Exploring model transferability in ML-integrated RPL routing for smart grid communication: A comparative analysis across urban scenarios

Abstract

Machine learning (ML) techniques have demonstrated considerable effectiveness when integrated into routing protocols to enhance the performance of Smart Grid Networks. However, their performance across diverse real-world scenarios remains a topic of exploration. In this study, we evaluate the performance and transferability of four ML models—Long Short-Term Memory (LSTM), Feedforward Neural Network (FF), Decision Trees, and Naive Bayes—across three distinct scenarios: Barcelona, Montreal, and Rome. Through rigorous experimentation and analysis, we analyze the varying efficacy of these models in different scenarios. Our results demonstrate that LSTM outperforms other models in the Montreal and Rome scenarios, highlighting its effectiveness in predicting the optimal forwarding node for packet transmission.

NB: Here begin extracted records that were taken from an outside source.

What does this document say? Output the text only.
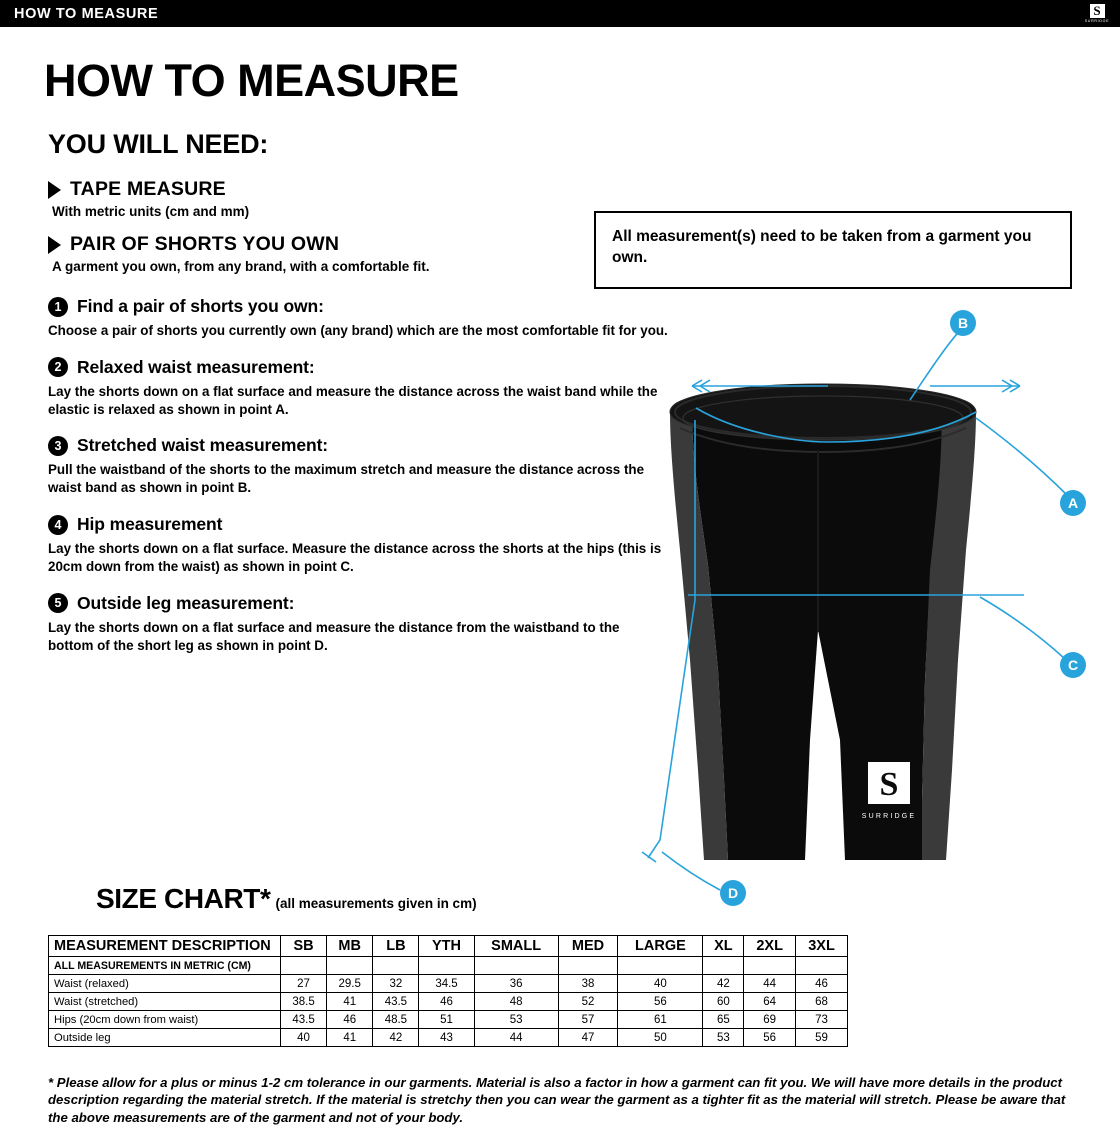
HOW TO MEASURE	S
SURRIDGE
HOW TO MEASURE
YOU WILL NEED:
TAPE MEASURE
With metric units (cm and mm)
PAIR OF SHORTS YOU OWN
A garment you own, from any brand, with a comfortable fit.
All measurement(s) need to be taken from a garment you own.
1 Find a pair of shorts you own:
Choose a pair of shorts you currently own (any brand) which are the most comfortable fit for you.
2 Relaxed waist measurement:
Lay the shorts down on a flat surface and measure the distance across the waist band while the elastic is relaxed as shown in point A.
3 Stretched waist measurement:
Pull the waistband of the shorts to the maximum stretch and measure the distance across the waist band as shown in point B.
4 Hip measurement
Lay the shorts down on a flat surface. Measure the distance across the shorts at the hips (this is 20cm down from the waist) as shown in point C.
5 Outside leg measurement:
Lay the shorts down on a flat surface and measure the distance from the waistband to the bottom of the short leg as shown in point D.
S
SURRIDGE
B
A
C
D
SIZE CHART* (all measurements given in cm)
MEASUREMENT DESCRIPTION	SB	MB	LB	YTH	SMALL	MED	LARGE	XL	2XL	3XL
ALL MEASUREMENTS IN METRIC (CM)										
Waist (relaxed)	27	29.5	32	34.5	36	38	40	42	44	46
Waist (stretched)	38.5	41	43.5	46	48	52	56	60	64	68
Hips (20cm down from waist)	43.5	46	48.5	51	53	57	61	65	69	73
Outside leg	40	41	42	43	44	47	50	53	56	59
* Please allow for a plus or minus 1-2 cm tolerance in our garments. Material is also a factor in how a garment can fit you. We will have more details in the product description regarding the material stretch. If the material is stretchy then you can wear the garment as a tighter fit as the material will stretch. Please be aware that the above measurements are of the garment and not of your body.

In contrast, Ensemble of Bagged Decision Trees emerge as the optimal model for the Barcelona scenario, exhibiting strong performance in selecting the most suitable forwarding node for packet transmission. However, the transferability of these models to scenarios where they were not trained is notably limited, as evidenced by their decreased performance on datasets from other scenarios. This observation underscores the importance of considering the data characteristics when selecting ML models for real-world applications. Furthermore, we identify that the distribution of nodes within datasets significantly influences model performance, highlighting its critical role in determining model efficacy. These insights contribute to a deeper understanding of the challenges inherent in transferring ML models between real-world scenarios, providing valuable guidance for practitioners and researchers alike in optimizing ML applications in Smart Grid Networks.